Conness also got into an exchange with Lawrence Welby, who was not an elected official but one of the people who’d petitioned to have Harris removed as streets superintendent:
- I want to know why he takes such a lively interest in Boston, seeing he has lived most of his lifetime in California?
- I can make an impartial answer to that. I have always taken some interest in wherever I lived. I have never been a tramp, although I have lived in California.
- I would like to ask the gentlemen whether he insinuates that the questioner was a tramp?
- Oh, no, he doesn’t look like a tramp; besides, there is a law against tramps.
- They attempted to pass it, but they didn’t succeed.
- Perhaps it is well for you and I that they didn’t.
In the end, both the Board of Aldermen and the Common Council voted, narrowly, to keep Harris on as streets superintendent.
That was not the last time, however, that Conness butted heads with City Hall over the condition of River Street.
In 1886, he and his neighbors – with whom he seemed to have made up – pleaded with the Board of Aldermen to reconsider its approval of a measure they said would allow dangerous speeding on their stretch of the street “during the sleighing season” by individuals on horses. The street had more than 50 children and was largely used by plodding horse-drawn freight carriages, all at risk of daring people pushing their own horses to breakneck speeds. “Serious accidents have already occurred there,” Conness and his neighbors wrote.
The petition was introduced by Councilman Andreas Blume who, while acknowledging he had never been to River Street, said it was wrong to allow a heavily traveled street full of children be used as a race track by “fast men, and possibly fast women” – and not just “rich gentlemen from Dorchester,” but from Weymouth, Dedham, Milton and Hyde Park [then still an independent town].

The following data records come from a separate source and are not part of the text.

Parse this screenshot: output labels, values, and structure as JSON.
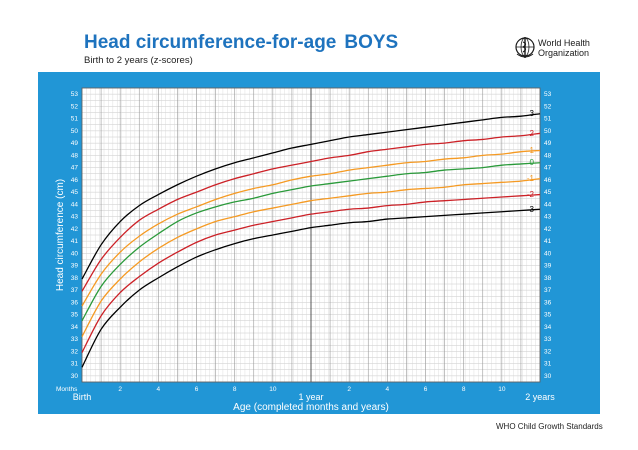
{
  "header": {
    "title": "Head circumference-for-age",
    "title_sex": "BOYS",
    "subtitle": "Birth to 2 years (z-scores)",
    "org_name_line1": "World Health",
    "org_name_line2": "Organization"
  },
  "footer": "WHO Child Growth Standards",
  "colors": {
    "panel": "#2196d6",
    "title": "#1e73be",
    "z_pm3": "#000000",
    "z_pm2": "#cc2127",
    "z_pm1": "#f59a23",
    "z_0": "#2a9a3a"
  },
  "chart_data": {
    "type": "line",
    "title": "Head circumference-for-age BOYS",
    "subtitle": "Birth to 2 years (z-scores)",
    "xlabel": "Age (completed months and years)",
    "ylabel": "Head circumference (cm)",
    "x_unit_label": "Months",
    "x_milestones": [
      {
        "month": 0,
        "label": "Birth"
      },
      {
        "month": 12,
        "label": "1 year"
      },
      {
        "month": 24,
        "label": "2 years"
      }
    ],
    "x_ticks": [
      {
        "month": 2,
        "label": "2"
      },
      {
        "month": 4,
        "label": "4"
      },
      {
        "month": 6,
        "label": "6"
      },
      {
        "month": 8,
        "label": "8"
      },
      {
        "month": 10,
        "label": "10"
      },
      {
        "month": 14,
        "label": "2"
      },
      {
        "month": 16,
        "label": "4"
      },
      {
        "month": 18,
        "label": "6"
      },
      {
        "month": 20,
        "label": "8"
      },
      {
        "month": 22,
        "label": "10"
      }
    ],
    "xlim": [
      0,
      24
    ],
    "ylim": [
      29.5,
      53.5
    ],
    "y_ticks": [
      30,
      31,
      32,
      33,
      34,
      35,
      36,
      37,
      38,
      39,
      40,
      41,
      42,
      43,
      44,
      45,
      46,
      47,
      48,
      49,
      50,
      51,
      52,
      53
    ],
    "grid": true,
    "x": [
      0,
      1,
      2,
      3,
      4,
      5,
      6,
      7,
      8,
      9,
      10,
      11,
      12,
      13,
      14,
      15,
      16,
      17,
      18,
      19,
      20,
      21,
      22,
      23,
      24
    ],
    "series": [
      {
        "name": "3",
        "color_key": "z_pm3",
        "values": [
          37.9,
          40.7,
          42.6,
          43.9,
          44.8,
          45.6,
          46.3,
          46.9,
          47.4,
          47.8,
          48.2,
          48.6,
          48.9,
          49.2,
          49.5,
          49.7,
          49.9,
          50.1,
          50.3,
          50.5,
          50.7,
          50.9,
          51.1,
          51.2,
          51.4
        ]
      },
      {
        "name": "2",
        "color_key": "z_pm2",
        "values": [
          36.9,
          39.5,
          41.3,
          42.7,
          43.6,
          44.4,
          45.0,
          45.6,
          46.1,
          46.5,
          46.9,
          47.2,
          47.5,
          47.8,
          48.0,
          48.3,
          48.5,
          48.7,
          48.9,
          49.0,
          49.2,
          49.3,
          49.5,
          49.6,
          49.8
        ]
      },
      {
        "name": "1",
        "color_key": "z_pm1",
        "values": [
          35.7,
          38.3,
          40.1,
          41.4,
          42.4,
          43.2,
          43.8,
          44.4,
          44.9,
          45.3,
          45.6,
          46.0,
          46.3,
          46.5,
          46.8,
          47.0,
          47.2,
          47.4,
          47.5,
          47.7,
          47.8,
          48.0,
          48.1,
          48.3,
          48.4
        ]
      },
      {
        "name": "0",
        "color_key": "z_0",
        "values": [
          34.5,
          37.3,
          39.1,
          40.5,
          41.6,
          42.6,
          43.3,
          43.8,
          44.2,
          44.5,
          44.9,
          45.2,
          45.5,
          45.7,
          45.9,
          46.1,
          46.3,
          46.5,
          46.6,
          46.8,
          46.9,
          47.0,
          47.2,
          47.3,
          47.4
        ]
      },
      {
        "name": "-1",
        "color_key": "z_pm1",
        "values": [
          33.2,
          36.1,
          37.9,
          39.3,
          40.4,
          41.3,
          42.0,
          42.6,
          43.0,
          43.4,
          43.7,
          44.0,
          44.3,
          44.5,
          44.7,
          44.9,
          45.0,
          45.2,
          45.3,
          45.4,
          45.6,
          45.7,
          45.8,
          45.9,
          46.1
        ]
      },
      {
        "name": "-2",
        "color_key": "z_pm2",
        "values": [
          31.9,
          34.9,
          36.8,
          38.1,
          39.2,
          40.1,
          40.9,
          41.5,
          41.9,
          42.3,
          42.6,
          42.9,
          43.2,
          43.4,
          43.6,
          43.7,
          43.9,
          44.0,
          44.2,
          44.3,
          44.4,
          44.5,
          44.6,
          44.7,
          44.8
        ]
      },
      {
        "name": "-3",
        "color_key": "z_pm3",
        "values": [
          30.7,
          33.8,
          35.6,
          37.0,
          38.0,
          38.9,
          39.7,
          40.3,
          40.8,
          41.2,
          41.5,
          41.8,
          42.1,
          42.3,
          42.5,
          42.6,
          42.8,
          42.9,
          43.0,
          43.1,
          43.2,
          43.3,
          43.4,
          43.5,
          43.6
        ]
      }
    ]
  }
}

“It means that a rabble of respectable and every other kind of people will go there from every part of Boston and the surrounding towns and trot their horses,” he predicted. He said he supposed if the supporters of a River Street with no speed limits were to live there, “they would sing a different tune.”
Mayor Hugh O’Brien vetoed the trotting proposal, Blume succeeded in keeping the board from overturning the veto, and Conness continued with his quiet farming ways, gradually building his estate up to 55 acres.

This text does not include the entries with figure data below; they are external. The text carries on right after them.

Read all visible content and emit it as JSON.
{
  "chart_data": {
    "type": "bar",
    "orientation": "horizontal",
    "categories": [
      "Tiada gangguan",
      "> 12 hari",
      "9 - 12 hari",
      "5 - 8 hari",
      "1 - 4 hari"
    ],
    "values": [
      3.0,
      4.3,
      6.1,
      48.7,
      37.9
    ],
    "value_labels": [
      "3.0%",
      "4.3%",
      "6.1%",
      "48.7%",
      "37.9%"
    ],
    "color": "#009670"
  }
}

In 1906, when he was well into his 80s, Conness sold most of his estate for $65,000 to the city, which used the property to build a large tuberculosis sanatorium as the city struggled to deal with what was then its leading killer.

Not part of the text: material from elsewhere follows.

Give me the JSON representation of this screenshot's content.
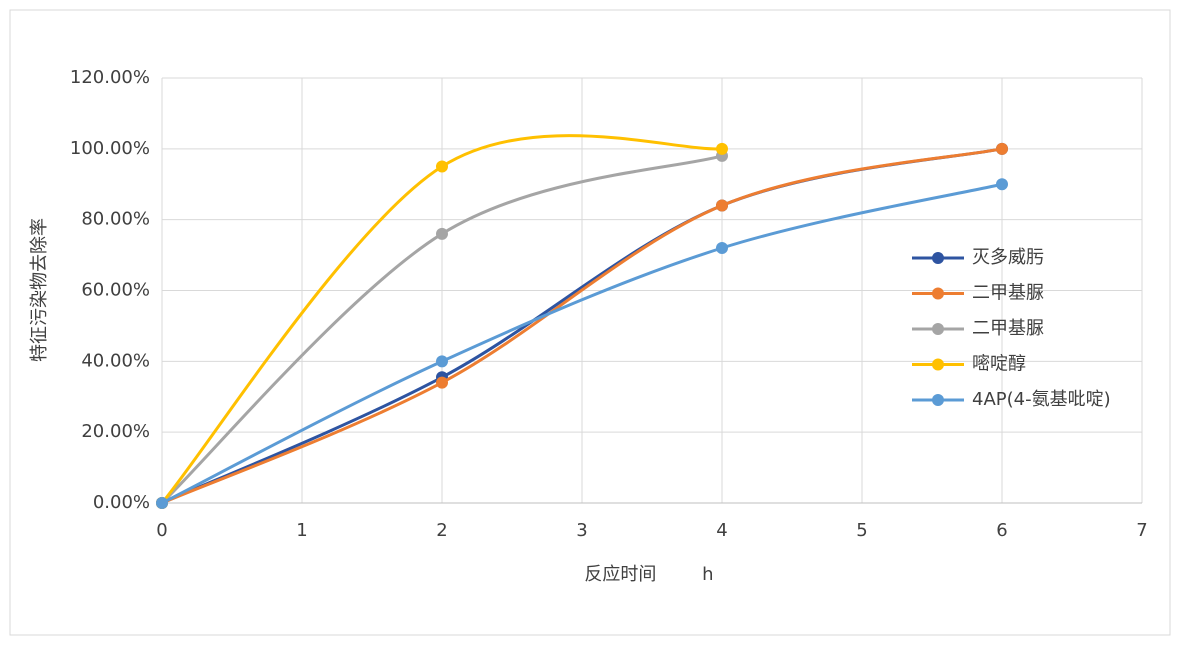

Conness then moved to Centre Street in Jamaica Plain. The last of Lincoln’s pallbearers died in 1909 and was buried in Cedar Grove Cemetery.
His main house remains on the site to this day, visible from the street at 249 River St. The Boston Consumptives Hospital, which added numerous large buildings, many of which also still stand, eventually gave way to today’s series of public-health facilities run by a variety of health organizations, including the Boston Public Health Commission, which owns the large campus.